De nitrocellulose komt in verschillende soorten in de handel, die zich in de eerste plaats door de viscositeit van de oplossingen onderscheiden. Men noemt ze internationaal naar het aantal seconden, die een bepaalde stalen kogel noodig heeft om een voorgeschreven hoogte door een oplossing te vallen. Verder onderscheidt men collodium, die normaal in esters oplosbaar is, en collodium, die vooral in alcohol zeer goed oplosbaar is. De laatste soort is echter kwalitatief in het algemeen slechter. Tenslotte neemt men als goedkoop materiaal nog afval van celluloid en gewassen films.

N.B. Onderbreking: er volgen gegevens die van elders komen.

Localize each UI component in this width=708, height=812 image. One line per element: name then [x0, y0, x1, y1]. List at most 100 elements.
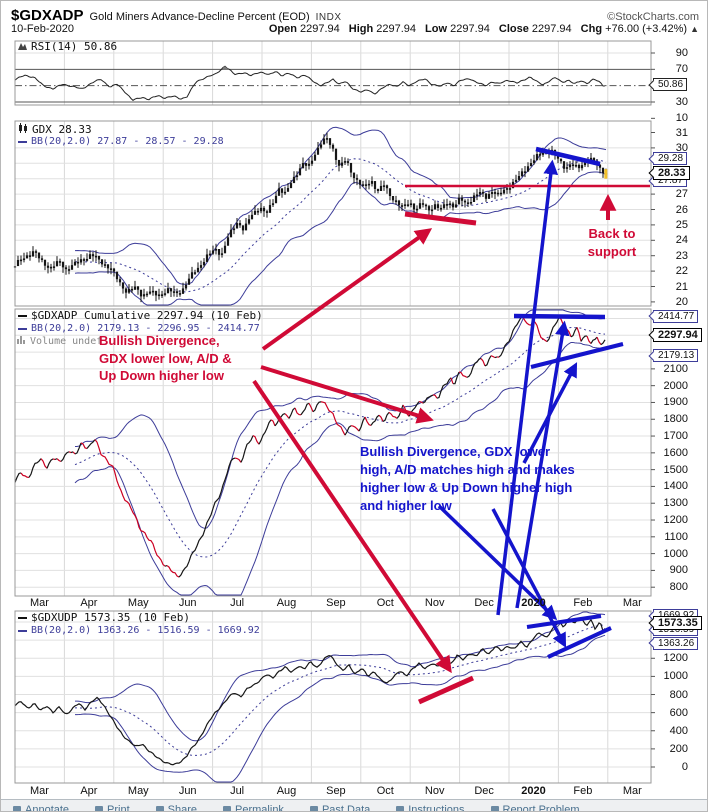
toolbar-link-print[interactable]: Print [95, 804, 130, 811]
axis-tick-label: 2100 [663, 362, 688, 375]
month-label: Nov [424, 597, 445, 609]
month-label: Mar [622, 597, 642, 609]
axis-value-box: 50.86 [648, 78, 688, 92]
udp-panel-label: $GDXUDP 1573.35 (10 Feb) [18, 612, 190, 624]
month-label: May [127, 597, 149, 609]
month-label: Dec [474, 785, 494, 797]
toolbar-link-icon [155, 806, 164, 811]
axis-tick-label: 1900 [663, 396, 688, 409]
axis-tick-label: 1700 [663, 430, 688, 443]
axis-tick-label: 0 [681, 761, 688, 773]
month-label: Apr [80, 785, 98, 797]
legend-dash-icon [18, 328, 27, 330]
month-label: Jun [178, 597, 197, 609]
axis-value-box: 1363.26 [648, 636, 699, 650]
month-label: May [127, 785, 149, 797]
axis-tick-label: 20 [675, 295, 688, 308]
copyright: ©StockCharts.com [607, 11, 699, 23]
legend-dash-icon [18, 617, 27, 619]
annotation-back-to-support: Back to support [587, 226, 637, 259]
axis-tick-label: 1500 [663, 463, 688, 476]
toolbar-link-icon [223, 806, 232, 811]
axis-tick-label: 600 [669, 706, 688, 719]
axis-tick-label: 2000 [663, 379, 688, 392]
toolbar-link-past-data[interactable]: Past Data [309, 804, 370, 811]
axis-value-box: 29.28 [648, 152, 688, 166]
axis-tick-label: 1000 [663, 670, 688, 683]
month-label: Oct [376, 597, 394, 609]
quote-field-close: Close 2297.94 [498, 23, 572, 35]
quote-date: 10-Feb-2020 [11, 23, 74, 35]
toolbar-link-share[interactable]: Share [155, 804, 197, 811]
volume-bars-icon [17, 335, 26, 348]
month-label: Apr [80, 597, 98, 609]
axis-tick-label: 30 [675, 141, 688, 154]
toolbar-link-annotate[interactable]: Annotate [13, 804, 69, 811]
page-title: Gold Miners Advance-Decline Percent (EOD… [89, 11, 310, 23]
quote-field-low: Low 2297.94 [425, 23, 490, 35]
bottom-toolbar: Annotate Print Share Permalink Past Data Inst… [1, 799, 707, 811]
gdx-panel-label: GDX 28.33 [18, 123, 92, 136]
toolbar-link-instructions[interactable]: Instructions [396, 804, 465, 811]
toolbar-link-permalink[interactable]: Permalink [223, 804, 284, 811]
axis-tick-label: 1800 [663, 413, 688, 426]
month-label: Mar [622, 785, 642, 797]
axis-value-box: 2414.77 [648, 309, 699, 323]
axis-tick-label: 1100 [664, 530, 688, 543]
axis-value-box: 2297.94 [648, 327, 702, 342]
axis-tick-label: 22 [675, 265, 688, 278]
change-up-triangle-icon: ▲ [690, 24, 699, 34]
quote-field-open: Open 2297.94 [268, 23, 340, 35]
axis-tick-label: 900 [669, 564, 688, 577]
axis-tick-label: 10 [675, 112, 688, 125]
month-label: 2020 [521, 597, 546, 609]
rsi-panel-label: RSI(14) 50.86 [18, 41, 117, 53]
month-label: Mar [30, 785, 49, 797]
legend-dash-icon [18, 315, 27, 317]
cumulative-panel-label: $GDXADP Cumulative 2297.94 (10 Feb) [18, 310, 263, 322]
volume-label: Volume undef [17, 335, 102, 348]
quote-field-high: High 2297.94 [348, 23, 417, 35]
toolbar-link-report-problem[interactable]: Report Problem [490, 804, 580, 811]
month-label: Feb [573, 785, 593, 797]
quote-row: 10-Feb-2020 Open 2297.94 High 2297.94 Low … [11, 23, 699, 37]
axis-value-box: 28.33 [648, 165, 690, 180]
axis-tick-label: 1000 [663, 547, 688, 560]
axis-tick-label: 200 [669, 742, 688, 755]
axis-tick-label: 31 [675, 126, 688, 139]
axis-tick-label: 23 [675, 249, 688, 262]
month-label: Sep [326, 597, 346, 609]
candlestick-icon [18, 123, 28, 136]
annotation-red-bullish-divergence: Bullish Divergence, GDX lower low, A/D & U… [99, 333, 232, 383]
month-label: Dec [474, 597, 494, 609]
axis-tick-label: 1300 [663, 497, 688, 510]
annotation-blue-bullish-divergence: Bullish Divergence, GDX lower high, A/D m… [360, 444, 575, 513]
axis-tick-label: 70 [675, 63, 688, 76]
axis-tick-label: 1400 [663, 480, 688, 493]
axis-tick-label: 24 [675, 234, 688, 247]
x-axis-months-bottom: Mar Apr May Jun Jul Aug Sep Oct Nov Dec 2020 Feb Mar [1, 785, 707, 798]
month-label: Jul [230, 785, 245, 797]
axis-tick-label: 400 [669, 724, 688, 737]
axis-tick-label: 1200 [663, 652, 688, 665]
axis-tick-label: 800 [669, 688, 688, 701]
cumulative-bb-label: BB(20,2.0) 2179.13 - 2296.95 - 2414.77 [18, 323, 260, 335]
month-label: Oct [376, 785, 394, 797]
gdx-bb-label: BB(20,2.0) 27.87 - 28.57 - 29.28 [18, 136, 224, 148]
axis-tick-label: 90 [675, 47, 688, 59]
toolbar-link-icon [309, 806, 318, 811]
ohlc-values: Open 2297.94 High 2297.94 Low 2297.94 Close… [269, 23, 687, 35]
month-label: 2020 [521, 785, 546, 797]
toolbar-link-icon [490, 806, 499, 811]
toolbar-link-icon [396, 806, 405, 811]
axis-tick-label: 30 [675, 96, 688, 108]
legend-dash-icon [18, 630, 27, 632]
axis-tick-label: 27 [675, 188, 688, 201]
udp-bb-label: BB(20,2.0) 1363.26 - 1516.59 - 1669.92 [18, 625, 260, 637]
month-label: Aug [276, 597, 297, 609]
chart-title-bar: $GDXADP Gold Miners Advance-Decline Perc… [11, 7, 699, 24]
axis-tick-label: 21 [675, 280, 688, 293]
month-label: Aug [276, 785, 297, 797]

De nitrocellulosen komen niet droog, doch steeds bevochtigd met water, spiritus of butylalcohol in den handel. Bij de aangegeven recepten moet men dus deze hoeveelheid oplosmiddel steeds van de aangegeven hoeveelheden aftrekken.
Recept no. 1. | |
Droge ½-sec collodium | 25 dl |
Spiritus | 10,7 dl |
Butylacetaat | 16,1 dl |
Toluol | 32,1 dl |
Ethylacetaat | 16,1 dl |
Recept no. 2 | |
Droge ½-sec collodium | 35,8 dl |
Ethylacetaat | 24,8 dl |
Toluol | 24,2 dl |
Spiritus | 15,2 dl |
Recept no. 3. | |
Droge 70-sec collodium | 1,13 dl |
Spiritus | 0,51 dl |
Benzol | 3,10 dl |
Ethylacetaal | 3,00 dl |
Recept no. 4. | |
Filmafval | 180 g |
Dit wordt opgelost in 1 l oplosmiddel bestaande uit: | |
Ethylacetaat | 25 dl |
Spiritus | 25 dl |
Toluol | 16 dl |
Petroleumdestill. | 34 dl |
De harsoplossingen worden, indien het mogelijk is, in een verhouding van 1 dl hars op 1 dl oplosmiddel gemaakt. Als oplosmiddel neemt men in den regel toluol, benzol, xylol, spiritus of ethylacetaat. Soms neemt men een oplosmiddelenmengsel, dat ook voor het verdunnen van de lak gebruikt wordt.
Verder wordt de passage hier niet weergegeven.